The Oscar for best animated feature went to “Frozen,” the box-office hit about sisterly rivalry; the film also won best original song, for the soaring “Let It Go.” The awards represent a resurgence for Walt Disney Animation Studios after years of laboring in the shadow of corporate stable mate Pixar. That company has won seven best animated feature Oscars since the category debuted in 2000; this year, it didn’t even have a nomination. “Mr. Hublot,” a sprightly CGI fantasy about a mechanical man and his robot dog, won best animated short.
In a very competitive field, “20 Feet From Stardom” won best documentary feature. The feel-good film about the great back-up singers of pop music history was an audience favorite, if not of pundits who hoped for a win for “The Act of Killing,” about Indonesian mass killings; Darlene Love, one of the featured singers in “20 Feet From Stardom,” was brought up by director Morgan Neville, and belted out her thanks with gospel-styled joy.
The Oscar for documentary short went to “The Lady in Number 6: Music Saved My Life,” about Alice Herz-Sommer, a 110-year-old Holocaust survivor. Herz-Sommer passed away last week, and director Malcolm Clarke dedicated the win to her memory. Denmark’s “Helium,” a sentimental story of a dying boy soothed by fantasy, won best live-action short.
Catherine Martin won best costume design and, along with set designer Beverley Dunn, best production design for “The Great Gatsby,” marking the third and fourth time Martin has won an Oscar working on a film by her husband, director Baz Luhrmann.
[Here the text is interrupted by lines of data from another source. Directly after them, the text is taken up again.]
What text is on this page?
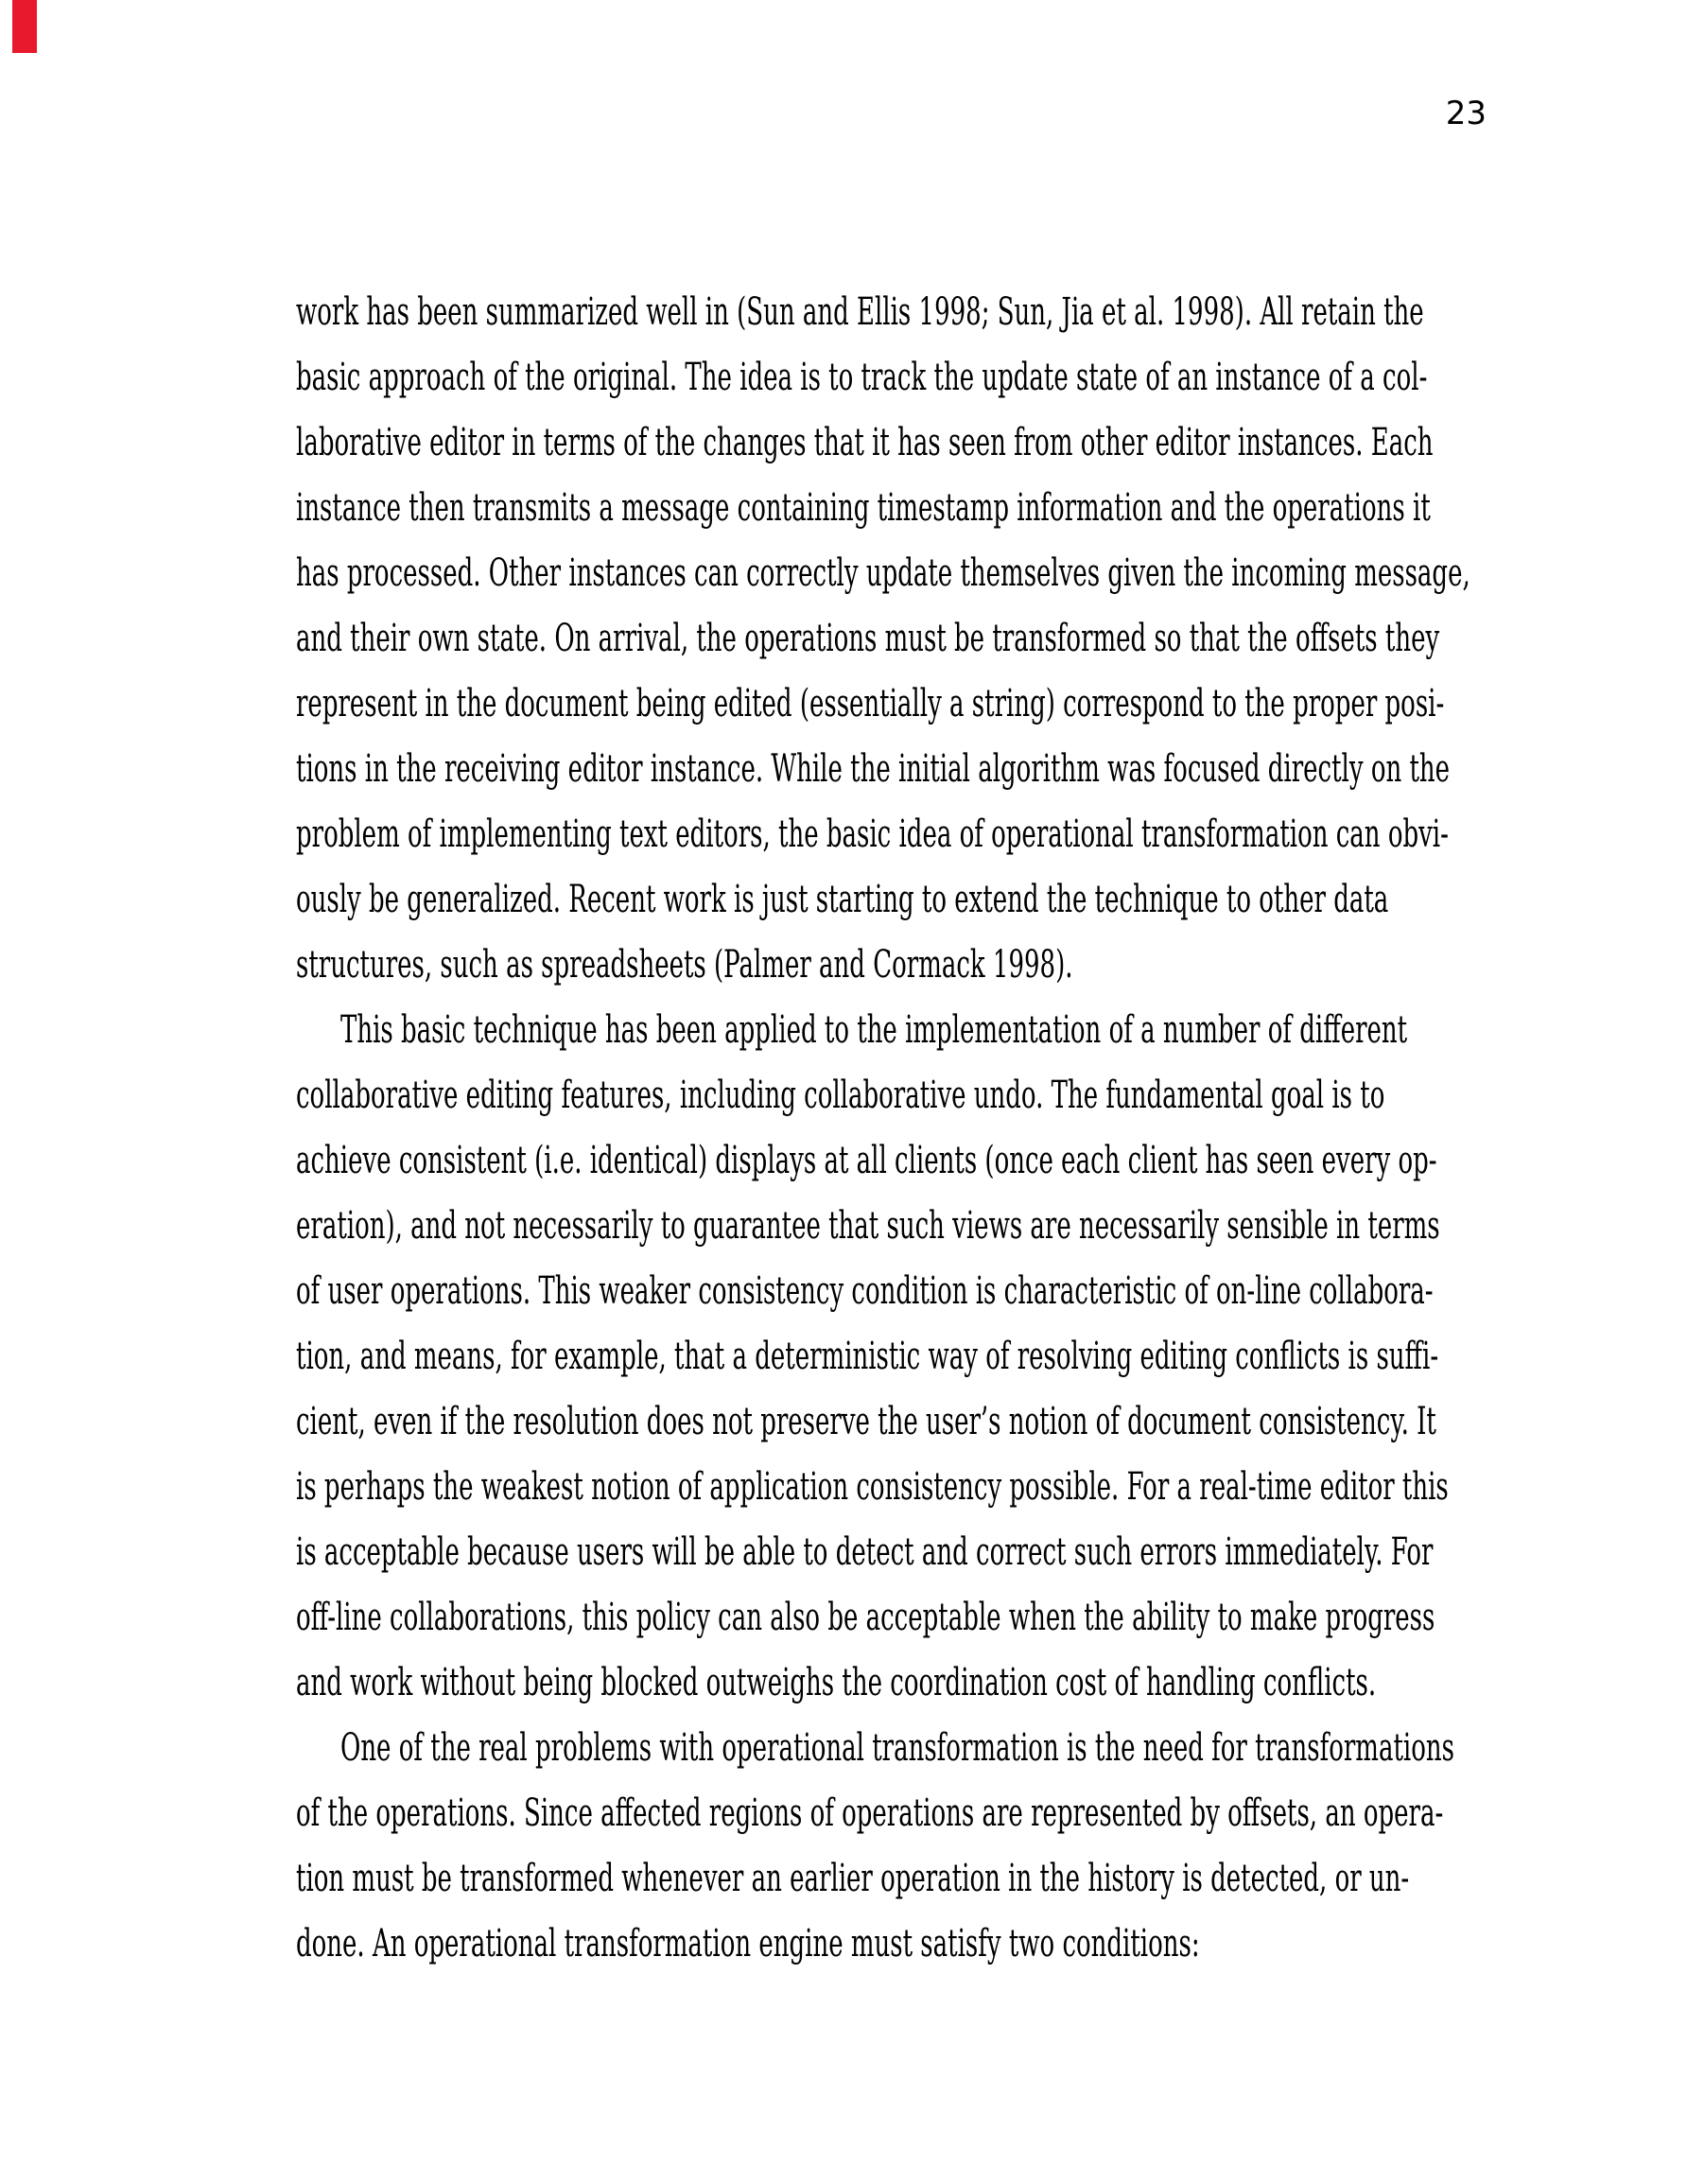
23
work has been summarized well in (Sun and Ellis 1998; Sun, Jia et al. 1998). All retain the
basic approach of the original. The idea is to track the update state of an instance of a col-
laborative editor in terms of the changes that it has seen from other editor instances. Each
instance then transmits a message containing timestamp information and the operations it
has processed. Other instances can correctly update themselves given the incoming message,
and their own state. On arrival, the operations must be transformed so that the offsets they
represent in the document being edited (essentially a string) correspond to the proper posi-
tions in the receiving editor instance. While the initial algorithm was focused directly on the
problem of implementing text editors, the basic idea of operational transformation can obvi-
ously be generalized. Recent work is just starting to extend the technique to other data
structures, such as spreadsheets (Palmer and Cormack 1998).
This basic technique has been applied to the implementation of a number of different
collaborative editing features, including collaborative undo. The fundamental goal is to
achieve consistent (i.e. identical) displays at all clients (once each client has seen every op-
eration), and not necessarily to guarantee that such views are necessarily sensible in terms
of user operations. This weaker consistency condition is characteristic of on-line collabora-
tion, and means, for example, that a deterministic way of resolving editing conflicts is suffi-
cient, even if the resolution does not preserve the user’s notion of document consistency. It
is perhaps the weakest notion of application consistency possible. For a real-time editor this
is acceptable because users will be able to detect and correct such errors immediately. For
off-line collaborations, this policy can also be acceptable when the ability to make progress
and work without being blocked outweighs the coordination cost of handling conflicts.
One of the real problems with operational transformation is the need for transformations
of the operations. Since affected regions of operations are represented by offsets, an opera-
tion must be transformed whenever an earlier operation in the history is detected, or un-
done. An operational transformation engine must satisfy two conditions:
In addition to its acting wins, “Dallas Buyers Club” won best makeup and hairstyling, a foregone conclusion in a category whose other nominees were the critically maligned “Lone Ranger” and “Jackass Presents: Bad Grandpa.”
“The Great Beauty” won the Academy Award for best foreign language film; the Felliniesque Italian film, exquisitely directed by Paolo Sorrentino, clearly struck a chord with Academy members, who cheered when its title was announced.
The ceremonies also seemed to mark an end to the fiddling in recent years with the Oscar night formula. The host, comedian and talk-show host Ellen DeGeneres, seemed chosen as a likable low-key presence after the divisive performances of “Family Guy” creator Seth MacFarlane last year and James Franco and Anne Hathaway in 2011.
The movie year’s breadth of intent was reflected as well in the six other nominees for best picture. “Captain Phillips,” “Dallas Buyers Club,” and “Philomena” were sharply acted dramas based on true stories; “Nebraska” was a wryly moving black-and-white drama about coming to terms with the past; and “Her” peered into the near future to mull over our relationships with technology. Finally, there was “The Wolf of Wall Street,” Martin Scorsese’s grandly self-indulgent ode to Wall Street self-indulgence. This year, though, wretched excess did not seem to be on Oscar’s mind.